Quels ont été les moments charnières depuis 1981 ?
La séquence de 1981 à 1991 fut une période de fort investissement et de croissance avec, en 1983, la création de la piscine. En 1987, nous avons ouvert un centre de remise en forme Aquatonic pour lequel j’ avais déposé un brevet d’invention. L’Aquatonic est constitué d’un ensemble de bassins où l’on a pied partout ayant des températures différentes afin de jouer sur la vasoconstriction ou la vasodilation. C’est idéal pour les personnes qui ne souhaitent pas nager, on y propose des ateliers pour les jambes, pour le dos etc.
Cette démarche correspondant à mon côté ingénieur qui essaye de trouver des solutions adaptées à chaque cas de figure : soins pour les jambes avec des jets différenciés afin de créer un effet de pincement, des jets pour le dos, un jacuzzi à température plus élevée. Ces ateliers permettent aux personnes de rester trois quart d’heure dans l’eau, de profiter de la chaleur de l’eau, et des effets de massage. Le bâtiment ancien évoquait l’ histoire mais l’Aquatonic a apporté quelque chose de très innovant, et de très fort, qui a amené une clientèle beaucoup plus jeune.
En 1987, précurseurs, nous avons égale- ment créé un Spa pour compléter l’offre de soins. Nous avons imaginé un univers chaleureux dédié au bien-être et à la beauté composé de bois blond, de pierres, de lumière tamisée, et de musique douce. Nous avons apporté quelque chose d’innovant à travers des forfaits qui associaient des soins de beauté visage (drainage, soins) et corps (modelage, réflexologie) à des soins de thalassothérapie. Dans le même temps, nous avons surélevé le toit de ce bâtiment historique sans hésiter à le modifier en accord avec l’ architecte des bâtiments de France.
Le troisième moment fort fut marqué par la création, en 1990, d’un nouveau bâtiment relié à l’ancien par le Bar de La Passerelle permettant d’agrandir l’hôtel et la thalassothérapie : nouvelles cabines de soin, nouveau restaurant , 85 nouvelles chambres et une résidence de 27 studios pour élargir notre clientèle aux jeunes parents qui venaient avec bébé en cure postnatale.
Vous vous êtes également développé en dehors de la cité corsaire ?
Nous avons repris le golf de Saint-Malo en 1994, et quelques temps après, nous y avons construit un hôtel. Nous avons également ouvert un second Aquatonic dans un centre de remise en forme en zone urbaine à Rennes avec la volonté de nous différencier des salles de gym cardio-training en ville et d’apporter une dimension aquatique et spa. Aujourd’hui, le groupe possède un Aquatonic à Rennes, Nantes et Paris Val d’Europe. Ce sont des unités d’environ 2000 m2 avec en général deux bassins, 10 à 15 cabines de Spa et des équipes de 40 personnes.

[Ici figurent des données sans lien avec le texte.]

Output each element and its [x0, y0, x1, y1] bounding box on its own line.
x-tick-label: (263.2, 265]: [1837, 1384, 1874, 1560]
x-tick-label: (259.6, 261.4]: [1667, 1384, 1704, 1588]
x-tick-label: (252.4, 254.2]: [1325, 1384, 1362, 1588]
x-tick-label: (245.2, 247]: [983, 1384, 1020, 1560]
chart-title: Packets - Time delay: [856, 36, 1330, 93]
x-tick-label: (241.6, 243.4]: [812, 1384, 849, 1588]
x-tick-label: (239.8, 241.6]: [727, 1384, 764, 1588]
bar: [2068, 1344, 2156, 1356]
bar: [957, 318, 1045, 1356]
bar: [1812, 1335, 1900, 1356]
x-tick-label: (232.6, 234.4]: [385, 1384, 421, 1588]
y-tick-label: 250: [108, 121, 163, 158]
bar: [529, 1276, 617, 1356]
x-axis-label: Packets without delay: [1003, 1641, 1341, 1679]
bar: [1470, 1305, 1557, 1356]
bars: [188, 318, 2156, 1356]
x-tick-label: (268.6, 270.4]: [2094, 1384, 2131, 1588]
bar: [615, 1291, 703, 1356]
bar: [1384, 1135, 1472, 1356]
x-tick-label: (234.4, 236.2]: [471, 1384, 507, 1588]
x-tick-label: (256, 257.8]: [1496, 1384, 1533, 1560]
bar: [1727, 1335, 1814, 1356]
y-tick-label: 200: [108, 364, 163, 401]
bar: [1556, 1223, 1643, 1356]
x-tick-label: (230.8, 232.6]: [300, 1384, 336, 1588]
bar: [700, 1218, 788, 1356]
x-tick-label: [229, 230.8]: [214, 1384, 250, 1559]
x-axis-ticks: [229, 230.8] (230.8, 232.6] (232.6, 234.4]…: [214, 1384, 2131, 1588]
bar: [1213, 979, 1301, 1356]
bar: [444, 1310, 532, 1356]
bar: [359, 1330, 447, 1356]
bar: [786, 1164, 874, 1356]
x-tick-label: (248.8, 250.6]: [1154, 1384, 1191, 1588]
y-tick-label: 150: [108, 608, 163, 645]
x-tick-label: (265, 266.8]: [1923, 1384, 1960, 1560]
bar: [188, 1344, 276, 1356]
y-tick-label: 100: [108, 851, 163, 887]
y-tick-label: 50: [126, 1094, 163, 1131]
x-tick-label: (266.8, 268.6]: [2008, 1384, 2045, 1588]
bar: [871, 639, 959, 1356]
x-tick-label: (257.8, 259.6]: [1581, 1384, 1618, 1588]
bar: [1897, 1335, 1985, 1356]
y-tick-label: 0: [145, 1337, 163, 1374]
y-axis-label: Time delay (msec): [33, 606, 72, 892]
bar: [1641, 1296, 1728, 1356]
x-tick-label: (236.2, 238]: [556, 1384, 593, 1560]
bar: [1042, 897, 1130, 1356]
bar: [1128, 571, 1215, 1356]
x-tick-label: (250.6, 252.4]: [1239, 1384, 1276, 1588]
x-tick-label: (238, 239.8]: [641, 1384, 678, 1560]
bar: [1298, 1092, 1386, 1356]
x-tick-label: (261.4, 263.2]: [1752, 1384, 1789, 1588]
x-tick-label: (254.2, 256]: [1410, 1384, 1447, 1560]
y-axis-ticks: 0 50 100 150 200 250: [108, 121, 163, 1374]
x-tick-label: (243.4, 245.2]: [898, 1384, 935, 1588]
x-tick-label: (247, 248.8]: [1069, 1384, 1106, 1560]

Quelle importance accordez-vous au fait de rester un groupe indépendant ?
Nous n’aurions pas nécessairement la même vision si nous étions en Bourse. Lorsque l’on a des actionnaires extérieurs qui pèsent un certain poids, et qui ont investi des capitaux, il est assez normal de les rémunérer. Mais les intérêts ou les dividendes qui sortent sont autant de capacité de financement en moins pour l’entreprise.
Comment avez-vous réussi à faire des Thermes Marins de Saint-Malo le leader français de la thalassothérapie ?
Dans le métier de la thalassothérapie, il faut innover et proposer des méthodologies de soins que l’on ne retrouve pas chez les autres. Ainsi, notre enveloppement d’algue appelé Biocéalgue est très différent de ceux des autres centres : allongé sur un lit de soin chauffant, le client se voit appliqué une crème d’algue laminaires chaude, la plus concentrée du marché ; en fin de soin, le rinçage se fait à l’eau de mer chaude sans bouger du lit de soin dans des manœuvres drainantes ; le soin est ainsi plus long et plus complet.
Nous avons été les premiers à proposer des modelages sous Affusion (modelage général du corps, sous une fine pluie d’eau de mer chaude réalisé par une hydrothérapeute, Ndlr). Nous allons jusqu’à développer la rampe d’affusion en interne par nos équipes techniques dans un souci d’optimisation des bénéfices du soin et du confort du client.
Enfin, nous avons très tôt compris que le contrôle du poids et /ou la perte de poids étaient des composantes essentielles du bien vivre et nous avons intégré la diététique dans nos offres avec un restaurant dédié et le talent de nos chefs en collaboration avec notre nutritionniste pour proposer des plats équilibrés, contrôlés en calorie mais toujours délicieux.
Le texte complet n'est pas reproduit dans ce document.